US 11,900,114 B2
Systems and methods to skip inconsequential matrix operations
Elmoustapha Ould-Ahmed-Vall, Chandler, AZ (US); William Rash, Saratoga, CA (US); Subramaniam Maiyuran, Gold River, CA (US); Varghese George, Folsom, CA (US); and Rajesh Sankaran, Portland, OR (US)
Assigned to Intel Corporation, Santa Clara, CA (US)
Filed by Intel Corporation, Santa Clara, CA (US)
Filed on Aug. 1, 2022, as Appl. No. 17/878,427.
Application 17/878,427 is a continuation of application No. 16/453,724, filed on Jun. 26, 2019, granted, now 11,403,097, issued on Aug. 2, 2022.
Prior Publication US 2023/0070579 A1, Mar. 9, 2023
This patent is subject to a terminal disclaimer.

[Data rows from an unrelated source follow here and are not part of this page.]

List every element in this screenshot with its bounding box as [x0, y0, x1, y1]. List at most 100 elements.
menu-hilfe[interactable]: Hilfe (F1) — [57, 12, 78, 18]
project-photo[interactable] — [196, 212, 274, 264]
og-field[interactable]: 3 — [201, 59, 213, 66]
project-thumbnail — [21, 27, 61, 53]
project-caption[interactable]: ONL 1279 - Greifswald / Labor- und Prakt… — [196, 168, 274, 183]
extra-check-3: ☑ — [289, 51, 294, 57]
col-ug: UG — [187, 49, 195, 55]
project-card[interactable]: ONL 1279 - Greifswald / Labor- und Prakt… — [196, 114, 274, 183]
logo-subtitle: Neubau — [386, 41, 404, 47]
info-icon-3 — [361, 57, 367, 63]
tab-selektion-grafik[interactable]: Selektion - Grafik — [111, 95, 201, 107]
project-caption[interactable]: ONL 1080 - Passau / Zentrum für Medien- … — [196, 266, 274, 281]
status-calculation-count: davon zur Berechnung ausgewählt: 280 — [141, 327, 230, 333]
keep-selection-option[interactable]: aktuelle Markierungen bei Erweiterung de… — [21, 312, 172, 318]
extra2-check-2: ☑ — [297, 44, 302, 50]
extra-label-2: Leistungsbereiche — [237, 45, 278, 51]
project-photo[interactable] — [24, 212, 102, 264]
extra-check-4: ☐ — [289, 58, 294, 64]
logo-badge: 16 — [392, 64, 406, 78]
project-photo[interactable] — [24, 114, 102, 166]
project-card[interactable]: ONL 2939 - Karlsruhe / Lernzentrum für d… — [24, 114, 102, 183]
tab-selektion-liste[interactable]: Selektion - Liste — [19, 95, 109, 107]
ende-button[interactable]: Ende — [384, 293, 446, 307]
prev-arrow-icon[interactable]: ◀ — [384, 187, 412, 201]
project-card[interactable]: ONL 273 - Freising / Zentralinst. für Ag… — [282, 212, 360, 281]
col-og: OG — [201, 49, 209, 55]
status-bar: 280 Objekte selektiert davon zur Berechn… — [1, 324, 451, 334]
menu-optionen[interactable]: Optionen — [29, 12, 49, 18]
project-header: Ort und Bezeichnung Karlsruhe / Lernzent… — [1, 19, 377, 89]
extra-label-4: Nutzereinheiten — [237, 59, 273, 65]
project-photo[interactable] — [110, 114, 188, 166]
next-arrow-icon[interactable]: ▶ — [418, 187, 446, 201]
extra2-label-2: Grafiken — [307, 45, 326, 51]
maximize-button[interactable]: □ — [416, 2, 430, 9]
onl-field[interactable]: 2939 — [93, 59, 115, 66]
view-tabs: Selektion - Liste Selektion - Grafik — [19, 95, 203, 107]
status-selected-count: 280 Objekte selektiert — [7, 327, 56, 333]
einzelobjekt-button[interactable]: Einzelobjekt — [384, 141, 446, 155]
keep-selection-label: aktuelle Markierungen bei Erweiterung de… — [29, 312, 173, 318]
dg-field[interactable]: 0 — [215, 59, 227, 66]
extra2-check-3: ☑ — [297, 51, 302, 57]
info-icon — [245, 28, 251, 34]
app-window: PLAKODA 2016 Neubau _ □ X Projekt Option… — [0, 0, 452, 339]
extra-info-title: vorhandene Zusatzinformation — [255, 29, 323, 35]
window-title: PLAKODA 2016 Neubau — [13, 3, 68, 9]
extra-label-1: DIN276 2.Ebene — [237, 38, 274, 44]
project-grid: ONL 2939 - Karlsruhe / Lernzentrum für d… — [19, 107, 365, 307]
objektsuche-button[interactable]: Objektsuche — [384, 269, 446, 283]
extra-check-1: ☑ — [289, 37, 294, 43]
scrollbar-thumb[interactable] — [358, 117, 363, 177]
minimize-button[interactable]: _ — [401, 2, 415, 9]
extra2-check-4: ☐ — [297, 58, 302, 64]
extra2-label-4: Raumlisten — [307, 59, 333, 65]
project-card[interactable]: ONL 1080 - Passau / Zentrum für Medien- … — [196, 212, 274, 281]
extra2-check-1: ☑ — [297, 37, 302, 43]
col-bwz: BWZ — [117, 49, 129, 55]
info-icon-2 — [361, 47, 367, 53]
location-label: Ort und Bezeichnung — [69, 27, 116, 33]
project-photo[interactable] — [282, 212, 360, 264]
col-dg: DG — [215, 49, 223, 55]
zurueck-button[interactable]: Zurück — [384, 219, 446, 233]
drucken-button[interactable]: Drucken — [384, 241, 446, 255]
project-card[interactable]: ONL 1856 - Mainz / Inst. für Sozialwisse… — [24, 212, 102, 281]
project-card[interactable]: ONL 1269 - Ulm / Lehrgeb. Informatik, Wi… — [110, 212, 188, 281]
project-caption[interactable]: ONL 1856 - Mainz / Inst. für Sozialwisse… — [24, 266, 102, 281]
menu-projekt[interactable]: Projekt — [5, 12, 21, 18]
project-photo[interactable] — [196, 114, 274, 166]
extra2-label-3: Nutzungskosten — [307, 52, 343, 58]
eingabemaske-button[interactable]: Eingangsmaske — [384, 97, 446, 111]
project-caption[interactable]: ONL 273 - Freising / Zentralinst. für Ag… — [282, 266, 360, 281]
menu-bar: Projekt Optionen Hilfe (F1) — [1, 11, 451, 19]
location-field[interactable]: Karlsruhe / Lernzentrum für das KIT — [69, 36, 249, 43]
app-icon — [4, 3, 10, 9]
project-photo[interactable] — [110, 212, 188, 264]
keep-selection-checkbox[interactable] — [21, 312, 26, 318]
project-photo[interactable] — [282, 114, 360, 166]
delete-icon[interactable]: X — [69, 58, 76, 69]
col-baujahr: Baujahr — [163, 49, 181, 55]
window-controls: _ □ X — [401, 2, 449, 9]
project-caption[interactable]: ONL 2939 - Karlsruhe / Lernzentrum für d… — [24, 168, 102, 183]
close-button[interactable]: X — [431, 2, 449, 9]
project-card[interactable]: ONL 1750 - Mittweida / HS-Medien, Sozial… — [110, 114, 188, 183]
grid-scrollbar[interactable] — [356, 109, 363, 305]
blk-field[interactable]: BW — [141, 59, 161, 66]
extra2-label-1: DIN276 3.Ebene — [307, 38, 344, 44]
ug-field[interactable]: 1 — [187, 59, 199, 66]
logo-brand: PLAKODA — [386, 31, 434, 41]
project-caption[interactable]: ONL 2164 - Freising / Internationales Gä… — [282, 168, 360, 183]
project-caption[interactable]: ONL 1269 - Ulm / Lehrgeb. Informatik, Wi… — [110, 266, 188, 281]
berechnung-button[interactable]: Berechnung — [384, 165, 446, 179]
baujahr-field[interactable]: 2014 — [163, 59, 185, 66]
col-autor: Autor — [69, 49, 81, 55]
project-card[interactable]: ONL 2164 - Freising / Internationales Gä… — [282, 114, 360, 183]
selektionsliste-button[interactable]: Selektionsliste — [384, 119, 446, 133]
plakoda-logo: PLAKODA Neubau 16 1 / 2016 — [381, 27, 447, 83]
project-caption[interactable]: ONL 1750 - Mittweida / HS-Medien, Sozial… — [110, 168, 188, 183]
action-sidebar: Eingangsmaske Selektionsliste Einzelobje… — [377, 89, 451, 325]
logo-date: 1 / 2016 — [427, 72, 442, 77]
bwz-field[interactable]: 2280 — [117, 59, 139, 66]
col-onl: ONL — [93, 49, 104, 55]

Int. Cl. G06F 9/30 (2018.01)
CPC G06F 9/30069 (2013.01) [G06F 9/3001 (2013.01); G06F 9/30021 (2013.01); G06F 9/30083 (2013.01); G06F 9/30101 (2013.01)] 25 Claims
OG exemplary drawing
 
1. A processor comprising:
a matrix operations accelerator comprising a two-dimensional grid of circuits;
decode circuitry to decode a single instruction having fields to specify an opcode and locations of a first source matrix, a second source matrix, and a destination matrix that is a single two-dimensional tile register in the matrix operations accelerator, the opcode indicating that execution circuitry is to cause the matrix operations accelerator to detect close to but non zero values of corresponding elements of the first source matrix and the second source matrix that would generate inconsequential results when operated on, skip operations that would generate inconsequential results based on the detected close to but non zero values of the corresponding elements by disabling a corresponding circuit of the two-dimensional grid of circuits, operate on other elements of the first source matrix with a corresponding other element of the second source matrix by a corresponding circuit of the two-dimensional grid of circuits to generate a resultant, and store the resultant in a corresponding element in the single two-dimensional tile register; and
the execution circuitry to execute the single instruction as per the opcode.